Eksplorasi.id – Menteri BUMN Rini Mariani Soemarno dinilai tidak memahami apa yang diinginkan Presiden Jokowi Widodo (Jokowi), terkait kandidat yang cocok untuk mengisi kursi direktur utama (dirut) definitif PT Pertamina (Persero).
Hal itu dikatakan Direktur Eksekutif Center of Energy and Resources Indonesia (CERI) Yusri Usman kepada Eksplorasi.id di Jakarta, Senin (6/3).
Menurut Yusri, adanya penundaan proses penentuan calon tetap dirut Pertamina, atau dengan kata lain mendapat penolakan secara halus dari Presiden Jokowi, semestinya Menteri Rini bisa memahami apa yang diinginkan kepala negara.
“Lazimnya pada saat 2 Febuari 2017 ketika Rini melaporkan rencana pemberhentian dirut dan wakil dirut, biasanya sudah langsung dibahas dan ada sudah arahan presiden siapa yang cocok sebagai penggantinya,” kata dia.

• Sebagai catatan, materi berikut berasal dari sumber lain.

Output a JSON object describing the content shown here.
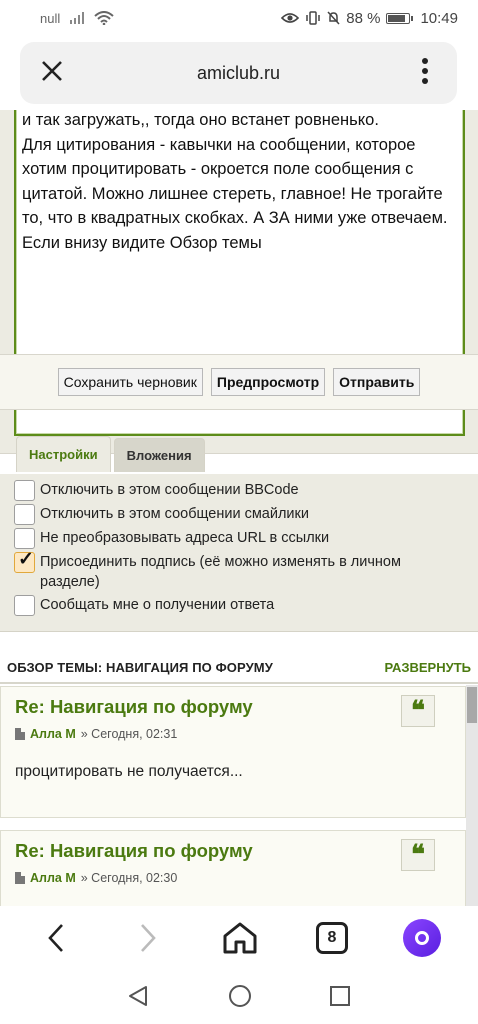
{
  "status_bar": {
    "carrier": "null",
    "battery": "88 %",
    "time": "10:49"
  },
  "browser": {
    "url": "amiclub.ru",
    "tabs_count": "8"
  },
  "editor": {
    "lines": [
      "и так загружать,, тогда оно встанет ровненько.",
      "Для цитирования - кавычки на сообщении, которое хотим процитировать - окроется поле сообщения с цитатой. Можно лишнее стереть, главное! Не трогайте то, что в квадратных скобках. А ЗА ними уже отвечаем.",
      "Если внизу видите Обзор темы"
    ]
  },
  "buttons": {
    "save_draft": "Сохранить черновик",
    "preview": "Предпросмотр",
    "submit": "Отправить"
  },
  "tabs": [
    {
      "label": "Настройки",
      "active": true
    },
    {
      "label": "Вложения",
      "active": false
    }
  ],
  "options": [
    {
      "label": "Отключить в этом сообщении BBCode",
      "checked": false
    },
    {
      "label": "Отключить в этом сообщении смайлики",
      "checked": false
    },
    {
      "label": "Не преобразовывать адреса URL в ссылки",
      "checked": false
    },
    {
      "label": "Присоединить подпись (её можно изменять в личном разделе)",
      "checked": true
    },
    {
      "label": "Сообщать мне о получении ответа",
      "checked": false
    }
  ],
  "topic_review": {
    "heading": "ОБЗОР ТЕМЫ: НАВИГАЦИЯ ПО ФОРУМУ",
    "expand": "РАЗВЕРНУТЬ"
  },
  "posts": [
    {
      "title": "Re: Навигация по форуму",
      "author": "Алла М",
      "date": "» Сегодня, 02:31",
      "body": "процитировать не получается..."
    },
    {
      "title": "Re: Навигация по форуму",
      "author": "Алла М",
      "date": "» Сегодня, 02:30",
      "body": ""
    }
  ],
  "colors": {
    "accent_green": "#4b7a10",
    "panel_bg": "#ecebe2",
    "checkbox_checked": "#fde8c4",
    "alice_purple": "#7a3bff"
  }
}
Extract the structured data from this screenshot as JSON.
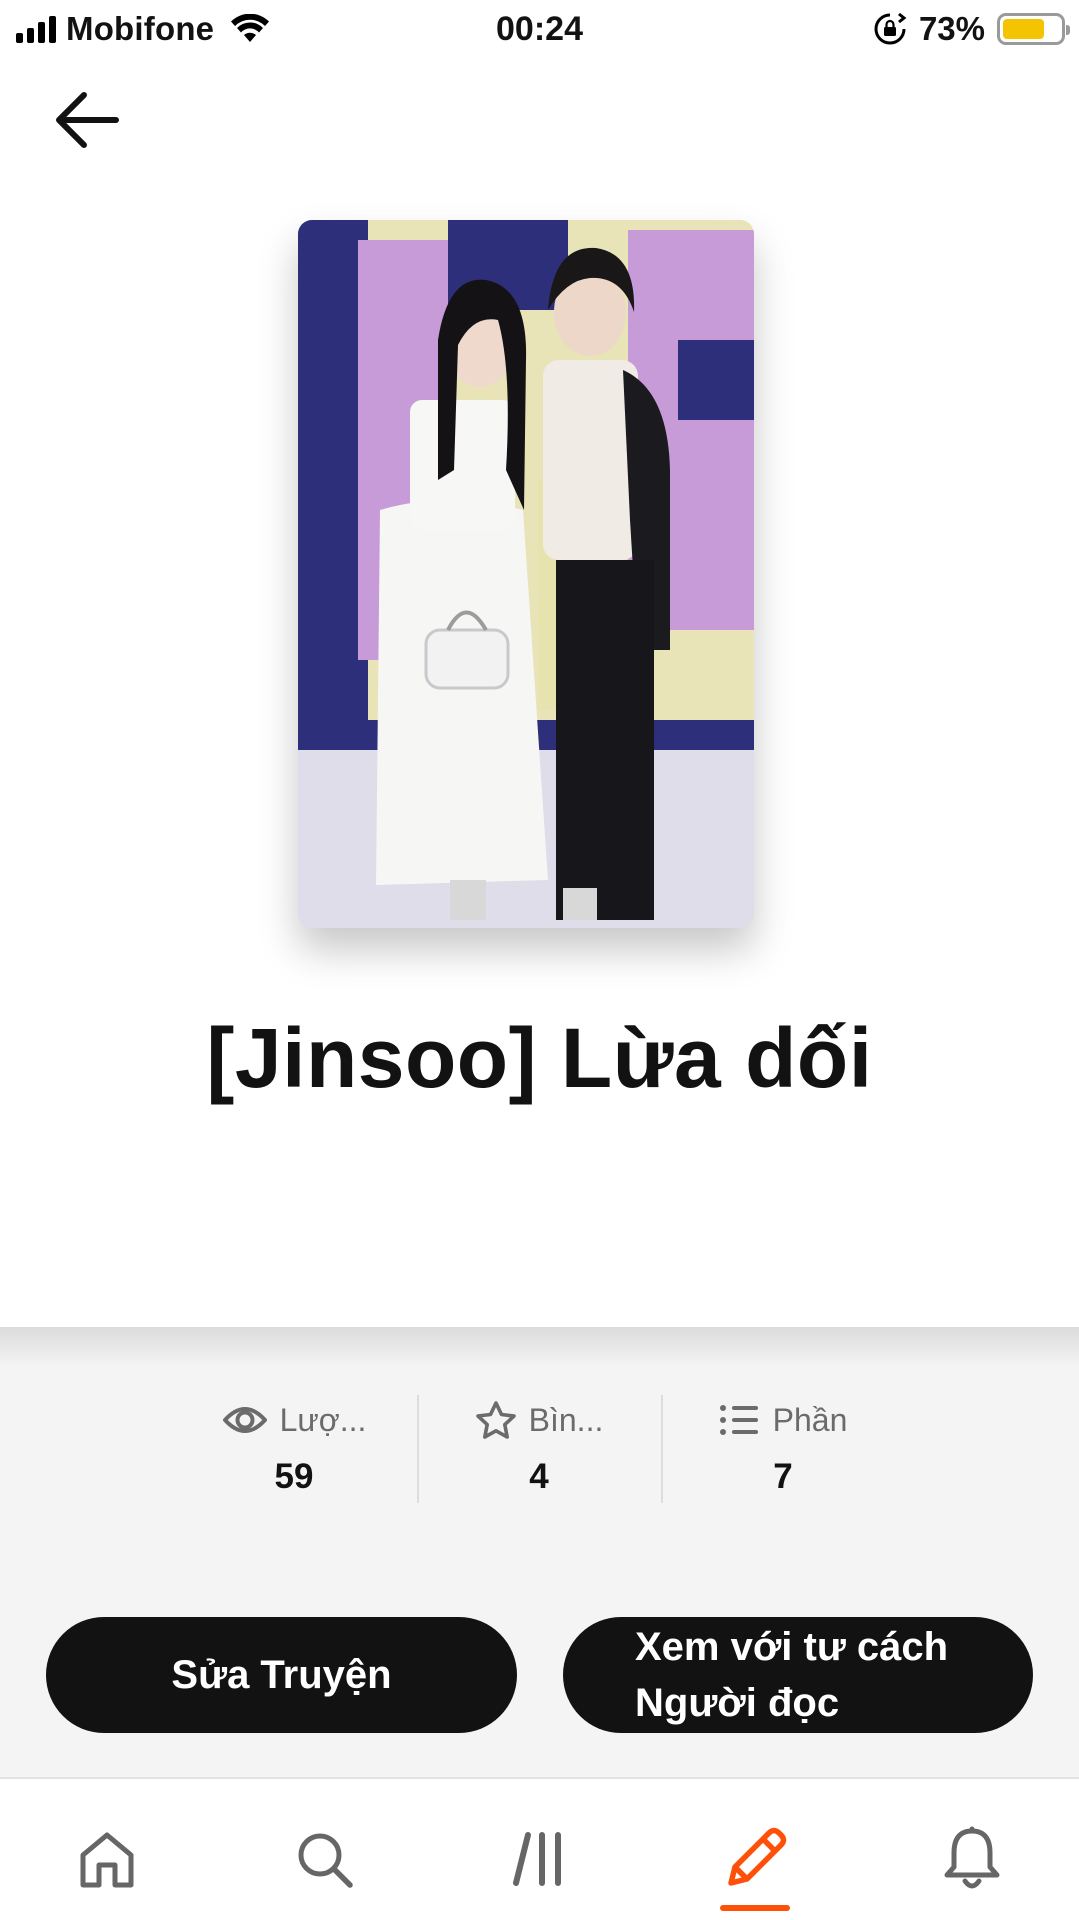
{
  "status_bar": {
    "carrier": "Mobifone",
    "time": "00:24",
    "battery_percent": "73%",
    "battery_level": 0.73,
    "battery_color": "#f5c400"
  },
  "header": {
    "back_icon": "arrow-left-icon"
  },
  "story": {
    "title": "[Jinsoo] Lừa dối",
    "cover_icon": "story-cover-image"
  },
  "stats": [
    {
      "icon": "eye-icon",
      "label": "Lượ...",
      "value": "59"
    },
    {
      "icon": "star-icon",
      "label": "Bìn...",
      "value": "4"
    },
    {
      "icon": "list-icon",
      "label": "Phần",
      "value": "7"
    }
  ],
  "actions": {
    "edit_label": "Sửa Truyện",
    "reader_label_line1": "Xem với tư cách",
    "reader_label_line2": "Người đọc"
  },
  "bottom_nav": {
    "items": [
      {
        "icon": "home-icon",
        "active": false
      },
      {
        "icon": "search-icon",
        "active": false
      },
      {
        "icon": "library-icon",
        "active": false
      },
      {
        "icon": "pencil-icon",
        "active": true
      },
      {
        "icon": "bell-icon",
        "active": false
      }
    ],
    "accent_color": "#ff500a"
  }
}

Namun, lanjut Yusri, diduga Menteri Rini coba mengusulkan yang berbeda dengan kriteria yang telah diberikan oleh presiden. “Atau bisa jadi presiden mendapat bisikan maut dari pembisik untuk menolak nama yang sudah diusulkan Menteri Rini,” ujar dia.
Penjelasan Yusri, dengan adanya penundaan tersebut semestinya Menteri Rini mengevaluasi kembali seluruh direksi Pertamina yang sudah diangkat.
Yusri lalu mencontohkan adanya dokumen hasil asesmen alias uji kelayakan dan kepatutan (fit and proper test) terhadap salah seorang direksi Pertamina yang dilakukan sebuah lembaga konsultan yang ditunjuk Kementerian BUMN telah memberikan rekomendasi ‘tidak layak’ sebagai calon direksi.
Baca juga:
“Anehnya oleh Menteri Rini pada 28 Nomber 2014 tetap mengangkat dan melantik sebagai direksi. Kabar yang beredar konon direksi tersebut adalah teman lama seorang menteri yang lagi menjabat saat pelantikan tersebut,” jelas dia.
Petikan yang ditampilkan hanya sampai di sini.